I cannot tell you much about myself, and what I tell you, I will only tell you in person, to prevent the information from falling into the wrong hands. Please be satisfied that your phoenix believes me to be a good man because I cannot tell you anything more.

I would like to meet with you, so that I can tell you more. If you can (and are willing to), please meet me for lunch tomorrow at Sheena and Kripali's Tea Emporium in London at noon. If you cannot meet then, I ask that you send Fawkes back with a time and place you can meet me. If you will not meet, then I am sorry, sir, for having wasted your time.

Sincerely,

a friend

P.S. I will make sure to have raspberry jam on the table. Also, your tea will be served with lemon and four lumps of sugar.
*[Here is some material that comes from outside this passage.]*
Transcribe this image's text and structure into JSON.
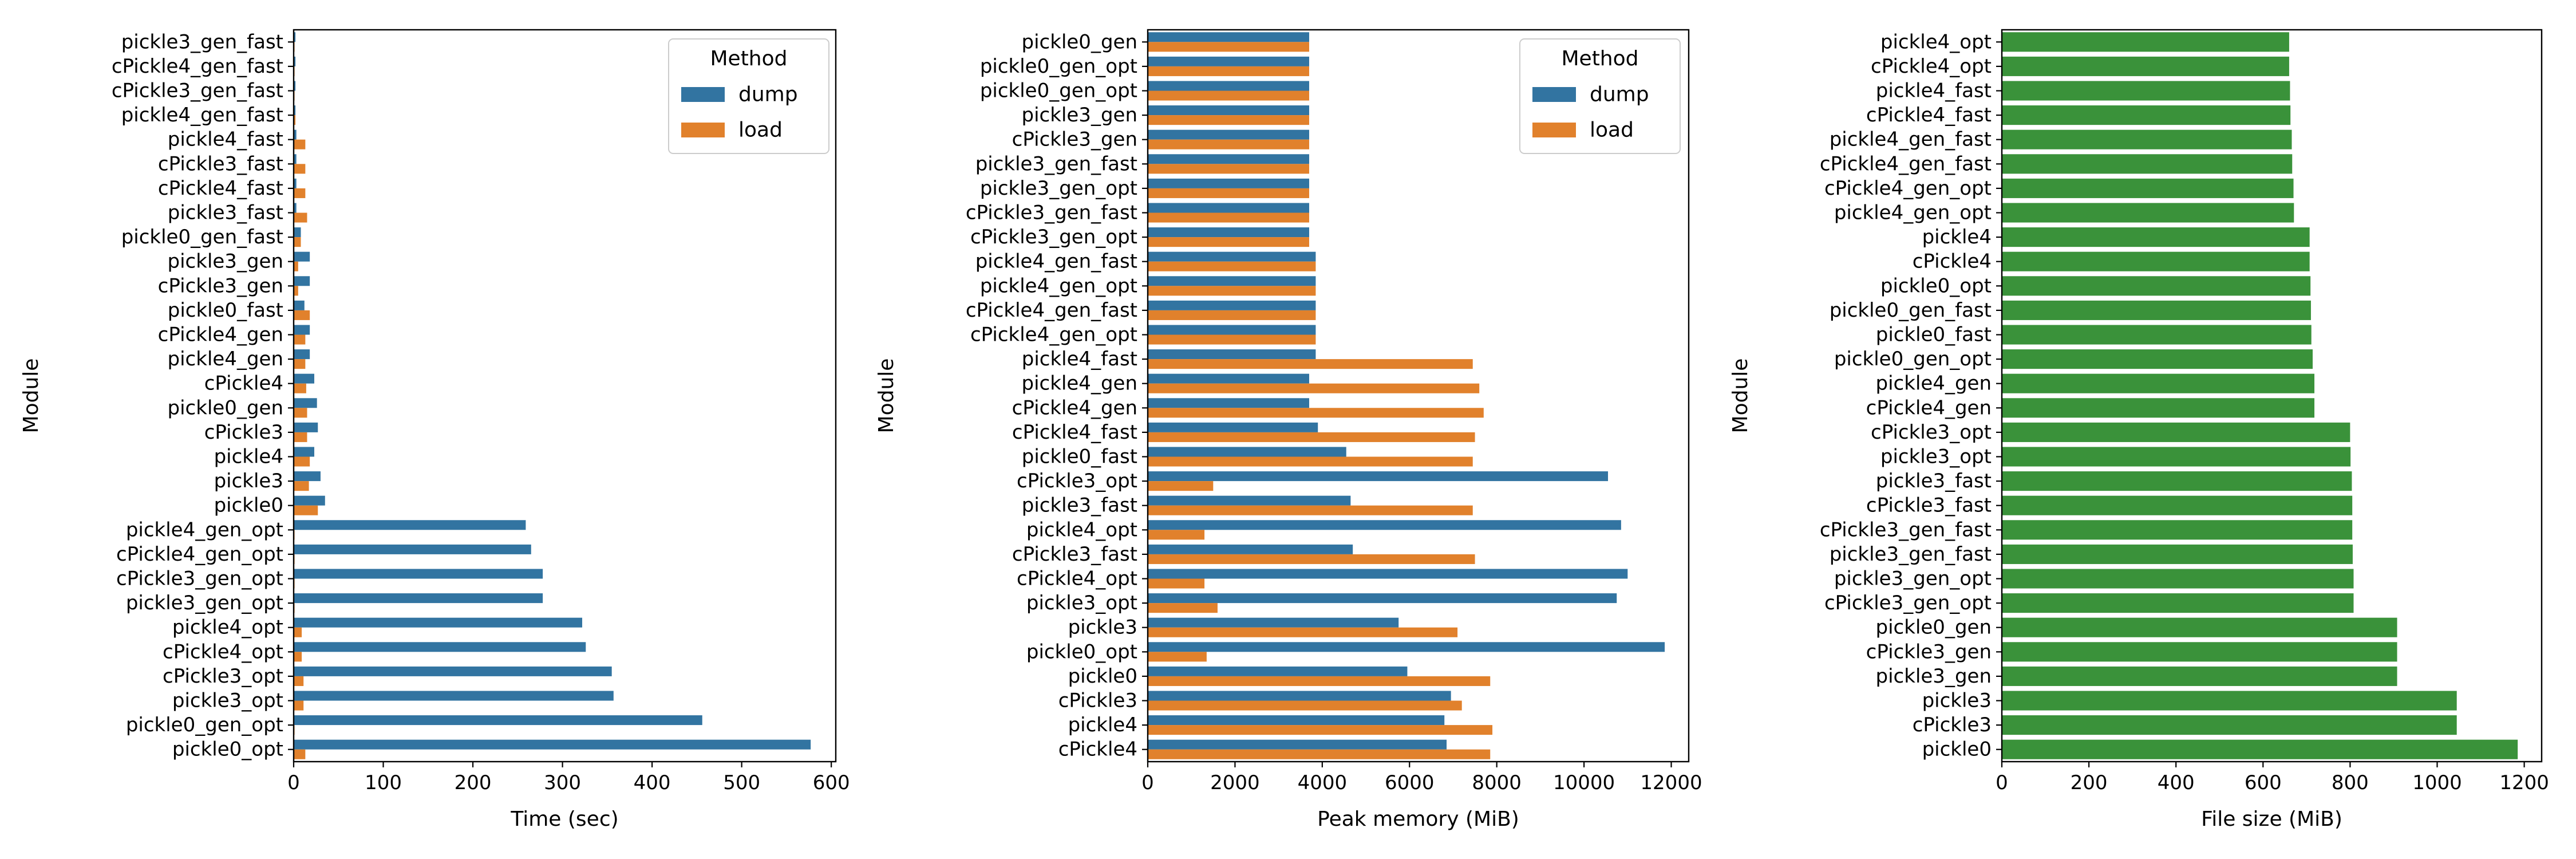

After he read the letter, he read it again. And then he read it a third time for good measure. After the third reading, the professor sat back in his chair. He turned to Fawkes and the phoenix merely stared back at him. He looked away from the bird and pulled out a piece of parchment and a quill.

"It appears that I'll be rescheduling my meeting with the minister. This letter has made me far too curious to postpone a meeting with this stranger," he told Fawkes as he began composing a letter to the Minister for Magic.